Back to the assumptions underpinning my grad school training: that empathy, in some cases may not be present in the individual in any great measure; and secondly, that it may be taught. I would now add a third and fourth consideration: that empathy needs room in which to manifest and that it must be an intentional, considered option, not necessarily available on some automatic, intuitive basis. And that is where mindfulness becomes a necessary element in the equation. Mindfulness practice invites a slowing down (hitting the pause button rather than acting impulsively), an acting with awareness and intention (not relying on a quite possibly deficient store of ‘pre-wired’ empathy), a consideration (right speech, right action), a compassion (Metta).

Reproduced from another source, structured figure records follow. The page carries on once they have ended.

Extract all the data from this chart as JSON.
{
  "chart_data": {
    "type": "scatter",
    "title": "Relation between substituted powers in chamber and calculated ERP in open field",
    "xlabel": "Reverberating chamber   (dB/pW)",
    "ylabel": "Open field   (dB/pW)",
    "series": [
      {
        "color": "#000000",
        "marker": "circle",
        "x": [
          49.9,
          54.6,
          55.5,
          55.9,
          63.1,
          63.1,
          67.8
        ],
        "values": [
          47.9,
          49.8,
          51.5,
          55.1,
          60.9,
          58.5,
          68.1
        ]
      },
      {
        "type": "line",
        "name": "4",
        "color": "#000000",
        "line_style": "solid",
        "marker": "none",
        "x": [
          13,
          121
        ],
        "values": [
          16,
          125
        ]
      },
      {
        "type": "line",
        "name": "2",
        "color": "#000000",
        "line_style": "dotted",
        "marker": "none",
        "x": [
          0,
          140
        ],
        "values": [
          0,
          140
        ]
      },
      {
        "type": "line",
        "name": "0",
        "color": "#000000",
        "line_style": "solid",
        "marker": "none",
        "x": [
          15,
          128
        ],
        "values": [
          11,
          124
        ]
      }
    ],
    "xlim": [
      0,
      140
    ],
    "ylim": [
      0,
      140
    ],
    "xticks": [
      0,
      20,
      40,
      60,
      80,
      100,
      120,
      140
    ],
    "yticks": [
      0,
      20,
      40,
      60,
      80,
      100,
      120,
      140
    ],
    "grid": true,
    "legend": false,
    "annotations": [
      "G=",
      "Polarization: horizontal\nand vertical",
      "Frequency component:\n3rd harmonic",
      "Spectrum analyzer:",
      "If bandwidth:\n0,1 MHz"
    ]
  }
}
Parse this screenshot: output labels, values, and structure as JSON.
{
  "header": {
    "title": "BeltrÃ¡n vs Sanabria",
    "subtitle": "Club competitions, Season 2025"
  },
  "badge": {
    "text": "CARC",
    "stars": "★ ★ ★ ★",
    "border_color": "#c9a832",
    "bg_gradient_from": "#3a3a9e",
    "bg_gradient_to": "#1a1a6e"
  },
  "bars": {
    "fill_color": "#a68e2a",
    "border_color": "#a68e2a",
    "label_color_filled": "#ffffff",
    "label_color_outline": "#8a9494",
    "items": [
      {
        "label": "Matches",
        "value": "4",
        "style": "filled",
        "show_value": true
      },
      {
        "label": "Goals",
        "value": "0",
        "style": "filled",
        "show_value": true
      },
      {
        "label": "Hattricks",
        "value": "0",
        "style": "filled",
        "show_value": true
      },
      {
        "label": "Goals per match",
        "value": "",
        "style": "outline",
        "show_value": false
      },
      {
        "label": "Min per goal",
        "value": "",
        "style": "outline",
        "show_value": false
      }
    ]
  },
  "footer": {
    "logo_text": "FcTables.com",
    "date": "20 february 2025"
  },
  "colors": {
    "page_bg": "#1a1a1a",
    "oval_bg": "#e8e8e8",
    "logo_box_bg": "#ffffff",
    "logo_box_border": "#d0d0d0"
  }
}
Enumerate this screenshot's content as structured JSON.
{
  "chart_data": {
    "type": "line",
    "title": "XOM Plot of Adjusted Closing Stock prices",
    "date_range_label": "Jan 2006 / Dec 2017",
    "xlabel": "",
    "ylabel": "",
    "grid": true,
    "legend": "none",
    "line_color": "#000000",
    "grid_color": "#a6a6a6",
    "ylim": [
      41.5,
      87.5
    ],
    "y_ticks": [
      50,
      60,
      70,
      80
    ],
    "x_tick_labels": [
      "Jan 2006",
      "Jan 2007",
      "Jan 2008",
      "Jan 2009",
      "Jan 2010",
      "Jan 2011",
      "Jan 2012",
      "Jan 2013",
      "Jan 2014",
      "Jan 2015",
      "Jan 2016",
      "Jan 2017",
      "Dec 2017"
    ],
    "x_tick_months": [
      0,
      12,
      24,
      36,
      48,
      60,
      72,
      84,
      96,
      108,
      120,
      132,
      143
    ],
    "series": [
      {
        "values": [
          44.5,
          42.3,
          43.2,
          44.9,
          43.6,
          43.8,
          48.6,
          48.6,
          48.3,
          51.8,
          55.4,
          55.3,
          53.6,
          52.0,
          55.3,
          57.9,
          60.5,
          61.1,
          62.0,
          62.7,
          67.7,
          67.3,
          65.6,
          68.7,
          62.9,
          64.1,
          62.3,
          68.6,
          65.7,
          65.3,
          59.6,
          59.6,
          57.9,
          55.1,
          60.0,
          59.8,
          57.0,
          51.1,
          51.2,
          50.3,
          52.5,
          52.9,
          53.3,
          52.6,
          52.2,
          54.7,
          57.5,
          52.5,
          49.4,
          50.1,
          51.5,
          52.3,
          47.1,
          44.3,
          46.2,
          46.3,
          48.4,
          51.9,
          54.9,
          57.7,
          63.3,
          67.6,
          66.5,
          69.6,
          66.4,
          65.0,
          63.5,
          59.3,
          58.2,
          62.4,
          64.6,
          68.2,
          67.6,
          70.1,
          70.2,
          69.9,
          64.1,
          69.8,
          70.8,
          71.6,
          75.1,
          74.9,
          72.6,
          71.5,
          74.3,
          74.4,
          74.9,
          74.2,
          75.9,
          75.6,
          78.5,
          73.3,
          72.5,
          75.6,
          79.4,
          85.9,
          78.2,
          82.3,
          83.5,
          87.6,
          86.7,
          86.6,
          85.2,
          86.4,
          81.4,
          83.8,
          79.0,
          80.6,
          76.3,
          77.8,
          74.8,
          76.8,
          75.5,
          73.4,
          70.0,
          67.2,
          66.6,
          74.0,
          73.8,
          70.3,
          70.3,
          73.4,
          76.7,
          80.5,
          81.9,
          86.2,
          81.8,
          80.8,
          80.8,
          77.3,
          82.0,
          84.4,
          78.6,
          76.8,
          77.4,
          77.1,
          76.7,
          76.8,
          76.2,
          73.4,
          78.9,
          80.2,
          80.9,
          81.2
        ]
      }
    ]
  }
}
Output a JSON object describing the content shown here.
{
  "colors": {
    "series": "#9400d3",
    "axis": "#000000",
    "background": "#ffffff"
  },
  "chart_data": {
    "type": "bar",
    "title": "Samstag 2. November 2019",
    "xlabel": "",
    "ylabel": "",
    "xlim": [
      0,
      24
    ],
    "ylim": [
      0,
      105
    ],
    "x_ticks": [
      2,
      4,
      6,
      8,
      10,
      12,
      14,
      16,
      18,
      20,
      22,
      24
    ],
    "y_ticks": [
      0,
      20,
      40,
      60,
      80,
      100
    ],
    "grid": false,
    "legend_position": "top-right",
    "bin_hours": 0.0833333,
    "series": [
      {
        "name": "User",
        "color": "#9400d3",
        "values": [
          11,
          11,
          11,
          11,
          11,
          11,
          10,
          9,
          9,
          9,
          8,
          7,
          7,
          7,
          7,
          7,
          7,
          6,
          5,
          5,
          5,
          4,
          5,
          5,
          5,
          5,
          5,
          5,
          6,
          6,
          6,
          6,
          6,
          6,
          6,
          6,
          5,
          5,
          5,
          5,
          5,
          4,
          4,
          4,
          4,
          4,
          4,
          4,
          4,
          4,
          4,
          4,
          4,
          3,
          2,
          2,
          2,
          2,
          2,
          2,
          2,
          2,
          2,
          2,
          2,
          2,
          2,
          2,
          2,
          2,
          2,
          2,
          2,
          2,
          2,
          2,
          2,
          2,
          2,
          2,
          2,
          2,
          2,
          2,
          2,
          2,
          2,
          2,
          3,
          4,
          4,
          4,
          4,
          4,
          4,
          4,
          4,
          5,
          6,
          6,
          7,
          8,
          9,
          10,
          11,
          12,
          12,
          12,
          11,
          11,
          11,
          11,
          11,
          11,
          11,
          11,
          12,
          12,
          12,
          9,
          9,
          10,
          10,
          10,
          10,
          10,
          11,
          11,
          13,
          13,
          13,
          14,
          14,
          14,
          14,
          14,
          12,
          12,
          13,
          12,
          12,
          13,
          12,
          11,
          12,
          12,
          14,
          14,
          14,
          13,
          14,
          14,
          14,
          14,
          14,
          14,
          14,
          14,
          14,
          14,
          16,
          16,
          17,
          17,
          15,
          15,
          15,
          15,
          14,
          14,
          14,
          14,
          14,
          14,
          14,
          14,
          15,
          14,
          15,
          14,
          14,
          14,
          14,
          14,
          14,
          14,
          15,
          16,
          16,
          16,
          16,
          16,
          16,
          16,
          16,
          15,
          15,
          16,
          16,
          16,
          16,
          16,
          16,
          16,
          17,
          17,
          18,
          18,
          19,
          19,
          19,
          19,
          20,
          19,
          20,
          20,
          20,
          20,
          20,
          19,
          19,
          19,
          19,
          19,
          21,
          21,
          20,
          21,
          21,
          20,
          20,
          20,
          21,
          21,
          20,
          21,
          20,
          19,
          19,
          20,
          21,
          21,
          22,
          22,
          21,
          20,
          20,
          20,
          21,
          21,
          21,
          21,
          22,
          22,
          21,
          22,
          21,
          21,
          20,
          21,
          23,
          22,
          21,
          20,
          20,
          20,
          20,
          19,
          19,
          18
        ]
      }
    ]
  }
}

I do not consider myself an instinctively empathic individual, not evil, just not spontaneously empathic. I have learned to listen, to attend to cues, verbal and non-verbal, from those in front of me, to provide feedback and response to those cues enabling a deeper consideration of presenting issues. I would like to think that I’ve ‘learned’ – and perhaps more importantly, am able to provide the necessary room and to make the choice that puts me in someone else’s shoes – for the moment.

*Psychopathy: characterized by the inability to form human attachment and an abnormal lack of empathy, masked by an ability to appear outwardly normal (online definition).